At the same time, however, the numbers strongly suggest that the single biggest contributor to financial success or failure is the split percentage. At 80% as the top split, Simulacra was making money, even loaded down with huge expenses; at 90% as the top split, Simulacra has to do all kinds of things, make all sorts of changes, in order to make less money (2.1% profit margin vs. 2.5% profit margin). The implication then is that whatever model the future has in store must somehow figure a way to recruit, retain, and make productive agents at lower splits.
Take the original 80% as top split model for Simulacra; if I do nothing else but move my Tier 1 Agents from an 80% split to a 75% split, I double my profits from $675K to $1.33M. Put everyone on 60% splits and Simulacra is now pumping out $4M in profits, a 15% margin — which is more than enough extra money to double the marketing spend and increase Salary by 50% (e.g., add support headcount), and still net more money than the old model.

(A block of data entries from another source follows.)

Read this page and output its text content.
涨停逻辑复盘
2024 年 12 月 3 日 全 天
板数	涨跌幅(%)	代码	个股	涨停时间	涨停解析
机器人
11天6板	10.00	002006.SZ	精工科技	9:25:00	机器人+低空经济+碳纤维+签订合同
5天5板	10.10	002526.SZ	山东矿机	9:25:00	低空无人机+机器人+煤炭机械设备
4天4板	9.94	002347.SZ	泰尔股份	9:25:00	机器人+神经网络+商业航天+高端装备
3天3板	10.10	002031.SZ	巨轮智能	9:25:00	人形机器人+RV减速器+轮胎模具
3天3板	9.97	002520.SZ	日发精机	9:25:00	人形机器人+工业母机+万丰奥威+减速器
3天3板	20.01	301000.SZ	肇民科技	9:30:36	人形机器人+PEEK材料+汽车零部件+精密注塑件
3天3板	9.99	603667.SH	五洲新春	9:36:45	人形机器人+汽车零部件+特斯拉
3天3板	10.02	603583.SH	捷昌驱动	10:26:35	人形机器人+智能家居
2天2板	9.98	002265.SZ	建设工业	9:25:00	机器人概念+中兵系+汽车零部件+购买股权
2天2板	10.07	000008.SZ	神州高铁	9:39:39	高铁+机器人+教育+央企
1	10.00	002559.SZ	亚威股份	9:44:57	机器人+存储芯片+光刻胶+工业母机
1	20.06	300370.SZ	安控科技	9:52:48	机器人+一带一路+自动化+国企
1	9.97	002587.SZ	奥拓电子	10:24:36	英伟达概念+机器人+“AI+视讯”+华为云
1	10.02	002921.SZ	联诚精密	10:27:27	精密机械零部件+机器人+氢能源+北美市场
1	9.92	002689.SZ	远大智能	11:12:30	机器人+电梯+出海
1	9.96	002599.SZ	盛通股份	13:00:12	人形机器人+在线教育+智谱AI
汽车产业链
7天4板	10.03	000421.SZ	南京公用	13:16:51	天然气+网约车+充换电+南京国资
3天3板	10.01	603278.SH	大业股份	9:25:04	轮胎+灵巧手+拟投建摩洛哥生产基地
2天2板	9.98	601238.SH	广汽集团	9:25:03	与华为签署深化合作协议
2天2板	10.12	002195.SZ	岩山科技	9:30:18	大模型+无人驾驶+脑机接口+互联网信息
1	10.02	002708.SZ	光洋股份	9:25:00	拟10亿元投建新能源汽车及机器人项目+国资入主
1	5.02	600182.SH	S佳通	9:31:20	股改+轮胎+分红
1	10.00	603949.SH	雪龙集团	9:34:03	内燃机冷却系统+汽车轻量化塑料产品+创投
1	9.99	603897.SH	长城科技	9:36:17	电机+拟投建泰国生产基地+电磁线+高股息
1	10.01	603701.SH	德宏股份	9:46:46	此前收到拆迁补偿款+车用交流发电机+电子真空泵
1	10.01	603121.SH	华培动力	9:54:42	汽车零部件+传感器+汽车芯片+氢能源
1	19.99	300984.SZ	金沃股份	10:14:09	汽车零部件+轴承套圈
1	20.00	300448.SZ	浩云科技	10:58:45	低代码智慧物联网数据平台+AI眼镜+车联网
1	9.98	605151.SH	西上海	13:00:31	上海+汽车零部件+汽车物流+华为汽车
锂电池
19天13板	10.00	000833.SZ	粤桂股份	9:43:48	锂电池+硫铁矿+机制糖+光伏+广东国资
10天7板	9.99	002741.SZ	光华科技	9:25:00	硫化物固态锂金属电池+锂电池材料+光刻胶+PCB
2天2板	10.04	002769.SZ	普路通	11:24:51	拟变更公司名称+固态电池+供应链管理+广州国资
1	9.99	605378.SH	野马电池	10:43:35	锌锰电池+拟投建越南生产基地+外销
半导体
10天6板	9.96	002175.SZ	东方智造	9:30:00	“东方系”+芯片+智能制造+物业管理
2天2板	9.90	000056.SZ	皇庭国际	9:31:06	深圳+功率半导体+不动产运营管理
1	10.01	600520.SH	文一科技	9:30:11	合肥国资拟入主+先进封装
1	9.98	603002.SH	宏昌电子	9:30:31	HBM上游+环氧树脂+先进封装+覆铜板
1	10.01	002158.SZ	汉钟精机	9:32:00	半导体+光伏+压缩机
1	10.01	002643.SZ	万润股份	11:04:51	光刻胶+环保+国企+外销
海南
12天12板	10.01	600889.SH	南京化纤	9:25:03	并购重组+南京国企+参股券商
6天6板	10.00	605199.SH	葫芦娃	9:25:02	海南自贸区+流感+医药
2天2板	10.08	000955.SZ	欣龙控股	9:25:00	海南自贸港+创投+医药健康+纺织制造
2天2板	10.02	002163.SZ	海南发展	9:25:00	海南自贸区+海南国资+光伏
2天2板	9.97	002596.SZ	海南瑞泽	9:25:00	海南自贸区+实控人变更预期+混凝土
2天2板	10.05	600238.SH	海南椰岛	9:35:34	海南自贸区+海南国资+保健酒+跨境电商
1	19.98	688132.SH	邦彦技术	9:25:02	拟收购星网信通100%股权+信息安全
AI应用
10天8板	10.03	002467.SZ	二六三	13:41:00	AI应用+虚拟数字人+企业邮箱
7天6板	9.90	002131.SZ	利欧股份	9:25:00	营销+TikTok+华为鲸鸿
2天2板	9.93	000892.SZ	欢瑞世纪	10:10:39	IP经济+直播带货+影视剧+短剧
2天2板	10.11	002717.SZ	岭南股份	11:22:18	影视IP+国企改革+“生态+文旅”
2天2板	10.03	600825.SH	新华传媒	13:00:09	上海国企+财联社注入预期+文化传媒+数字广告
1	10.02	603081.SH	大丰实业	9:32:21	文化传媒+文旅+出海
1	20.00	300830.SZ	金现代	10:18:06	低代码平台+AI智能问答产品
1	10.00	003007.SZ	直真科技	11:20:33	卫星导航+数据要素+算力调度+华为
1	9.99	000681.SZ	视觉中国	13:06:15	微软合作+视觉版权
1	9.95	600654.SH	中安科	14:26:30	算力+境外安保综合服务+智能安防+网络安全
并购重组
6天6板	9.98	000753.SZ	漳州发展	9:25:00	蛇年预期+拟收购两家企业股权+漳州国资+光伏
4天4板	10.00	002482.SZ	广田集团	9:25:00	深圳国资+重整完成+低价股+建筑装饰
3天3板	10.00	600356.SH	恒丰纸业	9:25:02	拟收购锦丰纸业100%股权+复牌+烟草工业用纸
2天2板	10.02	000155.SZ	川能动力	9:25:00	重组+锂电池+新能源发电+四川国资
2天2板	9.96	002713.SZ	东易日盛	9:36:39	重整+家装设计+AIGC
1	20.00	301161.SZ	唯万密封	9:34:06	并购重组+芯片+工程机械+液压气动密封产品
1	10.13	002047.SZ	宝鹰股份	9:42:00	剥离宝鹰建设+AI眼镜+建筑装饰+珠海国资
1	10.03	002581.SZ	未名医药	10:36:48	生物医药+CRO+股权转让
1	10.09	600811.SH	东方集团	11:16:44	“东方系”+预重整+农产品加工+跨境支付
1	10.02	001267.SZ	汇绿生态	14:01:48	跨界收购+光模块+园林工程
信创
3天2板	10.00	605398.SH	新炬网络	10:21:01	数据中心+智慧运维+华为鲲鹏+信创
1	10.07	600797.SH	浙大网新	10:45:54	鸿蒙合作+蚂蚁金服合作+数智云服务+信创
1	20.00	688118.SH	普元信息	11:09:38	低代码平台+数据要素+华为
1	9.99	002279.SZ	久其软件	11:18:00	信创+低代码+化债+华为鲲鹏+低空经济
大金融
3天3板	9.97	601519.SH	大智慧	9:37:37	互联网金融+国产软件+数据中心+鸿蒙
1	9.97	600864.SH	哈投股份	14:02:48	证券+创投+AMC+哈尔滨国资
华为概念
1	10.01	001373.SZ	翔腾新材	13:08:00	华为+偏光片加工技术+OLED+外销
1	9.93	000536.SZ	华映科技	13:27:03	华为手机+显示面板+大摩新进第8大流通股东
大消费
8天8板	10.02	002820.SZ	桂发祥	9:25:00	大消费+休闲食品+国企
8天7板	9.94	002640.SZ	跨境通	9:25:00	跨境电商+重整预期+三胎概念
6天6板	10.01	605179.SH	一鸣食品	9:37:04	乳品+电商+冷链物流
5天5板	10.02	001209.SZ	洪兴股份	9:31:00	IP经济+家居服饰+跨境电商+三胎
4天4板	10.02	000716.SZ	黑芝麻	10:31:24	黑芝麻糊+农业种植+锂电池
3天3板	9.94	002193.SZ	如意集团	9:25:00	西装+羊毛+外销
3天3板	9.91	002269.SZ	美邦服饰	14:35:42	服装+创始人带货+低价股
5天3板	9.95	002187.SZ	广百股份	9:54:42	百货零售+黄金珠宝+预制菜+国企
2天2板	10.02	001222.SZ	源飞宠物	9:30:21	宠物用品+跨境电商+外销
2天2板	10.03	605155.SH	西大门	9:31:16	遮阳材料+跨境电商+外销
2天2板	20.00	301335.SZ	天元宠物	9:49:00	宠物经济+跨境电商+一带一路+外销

In a sense, this is truly obvious; it’s so obvious that it oughta be an uninteresting truism. If you keep more of what you make, then your profits are higher. Like, DUH! Yet, this is the sacred cow that can’t be touched in real estate brokerage today. All the talk, all the dancing around issues of value, independent contractor vs. employee, profit sharing, etc. etc. are all attempts not to address the central issue of agent splits.
If, as Nicolai suggested in his original post, the status quo cannot hold… then I dare say that whatever replaces the status quo will be one where the brokerage is able to reduce the cost of revenue: the agent split. In upcoming parts, I hope to examine a couple of those models to see how they work out numerically.
As always, criticism, comments, error correction, and reasoned debate are welcome.